I want fairy tales to be relevant. Like myths, these are stories that dig deeply into what is really important to children. They are dark and uneasy - but so are the stories and novels that our students are reading on their own "for pleasure." So many of these contemporary series and novels, and even movies, have their roots in the "old stories" that I have decided to bring my 7th graders on a journey back through the classic tales. It would take a year to read them all, so I am going to use the Reading Circles framework to let student groups guide themselves through as many fairy picture books as I can gather from our district and town libraries.
I will be doing a read-aloud of The Prince of the Pond and Jack and the Seven Deadly Giants to model the questioning and discussion methods the students will be following. The goal is for them to begin to develop their own skills as discussion group members (a group where everyone is a leader). My anticipation is that a month-long dose of this process will have a huge pay-off in terms of larger collaborations later in the year. And because the tales are short and almost always well-written and beautifully illustrated, I will gain a tool for measuring oral reading fluency, and for teaching literary terms and basic visual literacy (how to look at and compose an image).
But what intrinsic value do the fairy tales, and related lore such as fables and myths, have today? First and most obvious is their value as ur tales, tales upon which much of Western literature is scaffolded. From my point of view as a teacher of literary texts, recognizing the oldest character archetypes, settings, and story patterns in current works enriches the reading experience. It also provides a set of mental puzzles to be solved - a reader's search that simulates deeper reading. Making connections is itself a higher order thinking skill that our ping-back students sorely need to develop.

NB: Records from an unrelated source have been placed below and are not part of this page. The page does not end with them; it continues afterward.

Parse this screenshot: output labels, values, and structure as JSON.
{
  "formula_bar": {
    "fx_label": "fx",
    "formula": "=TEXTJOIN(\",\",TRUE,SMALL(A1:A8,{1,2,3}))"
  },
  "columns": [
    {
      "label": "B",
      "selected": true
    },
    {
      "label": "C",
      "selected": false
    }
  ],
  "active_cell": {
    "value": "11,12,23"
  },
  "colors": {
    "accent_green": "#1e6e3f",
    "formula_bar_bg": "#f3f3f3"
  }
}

Discussion is one way to explore these connections. We will all be comparing and contrasting the telling and illustration of a core set of tales: Cinderella, Rapunzel, Jack & the Beanstalk, The Three Little Pigs, and Sleeping Beauty/Briar Rose. Reading groups will explore contemporary retellings and fracturings of these and other tales.
Online collaboration via wiki and/or shared Notebooks will allow individual students and reading groups to build a larger discussion of connections, opinions and interpretations. This will also give us a publication format for some of the more formal short writing assignments.
An equally important value is the intrinsic meanings found in the stories themselves. What can you do when a situation seems beyond your control? What makes good good and evil evil? These are core contemporary questions for today's middle schooler. By providing multiple forums for the discussion around these question, students will begin to gain confidence in their own ability to act and answer.
What are some of those forums? Writing and structured discussion (agreed upon questions), of course. But also more creative and alternative ways to build understanding. I will be asking students to retell one tale in Molly Bang's "cut shapes" format (Picture This). I have done my model as a ComicLife movie (the cover is above), but paper and glue, claymation, or colored pencil will do just as well. Reducing character and setting to basic forms is a path to meaning. I have shared my movie with many adults and it engenders great conversations about my choices of voice, shape, color and story.
Another forum will be dramatic. The "hot seat" activity is a wonderful way to make characters come to life in the classroom. Dramatic retelling is a true collaborative activity. Our students will be able to do this "live" and digitally through movies or slide shows.
Old tales will be followed by new translations of fairy. I would love to teach the myth retellings (Percy Jackson, etc.), but too many of our students have discovered these on their own. So I am going further back in literature time and sideways: Haroun and the Sea of Stories uses story to ask What is the value of story?; Briar Rose and Crazy Jack bring tales into troubling adult events; The Amazing Maurice and His Educated Rodents plays with the Piper and questions of loyalty, courage, and what it means to be aware of the world. These will be read in choice groups, supplemented with Caldecott readings and libraries of other novels.
Beyond fairy tales is a difficult novel, which we will all read mid-year. Each student will read the novel differently - some for basic identification of how good & evil evolve in the book, some to making connections to tale and lore, some to identification with the protagonist and follow his growth. My goal is for each to have confidence in one way of reading deeply. The essence of individual understandings will make for Reading Circle discussions, as well as for individual written responses.
We will end the year by reading novels that bring fairy tales home - novels about being "orphaned and alone." Each novel choice will be paired with one or more picture book for pre-reading. Varmits, for example, is wonderful to pair with Un Lun Dun, I Am a Rat!, and I Am the Cheese; Woolves in the Sitee pairs with Slake's Limbo and Finding Stinko; The Brave Little Tailor with Bud, Not Buddy and Maniac Magee; The Snow Queen with The Invention of Hugo Cabret and Molly Moon's Incredible Book of Hypnotism; The Pied Piper with Spring-Heeled Jack; Twelve in One Blow with A Single Shard; Beauty and the Beast with The Secret Garden. We will all read the verse story of Home of the Brave and remember how Jack got the seeds to adventure.
Some of these are untraditional choices for literary reading circles, but all allow students to read at a choice of level and genre. It will be year's work to see if focusing upon ur stories, characters, themes and settings will empower students to read with more joy and depth.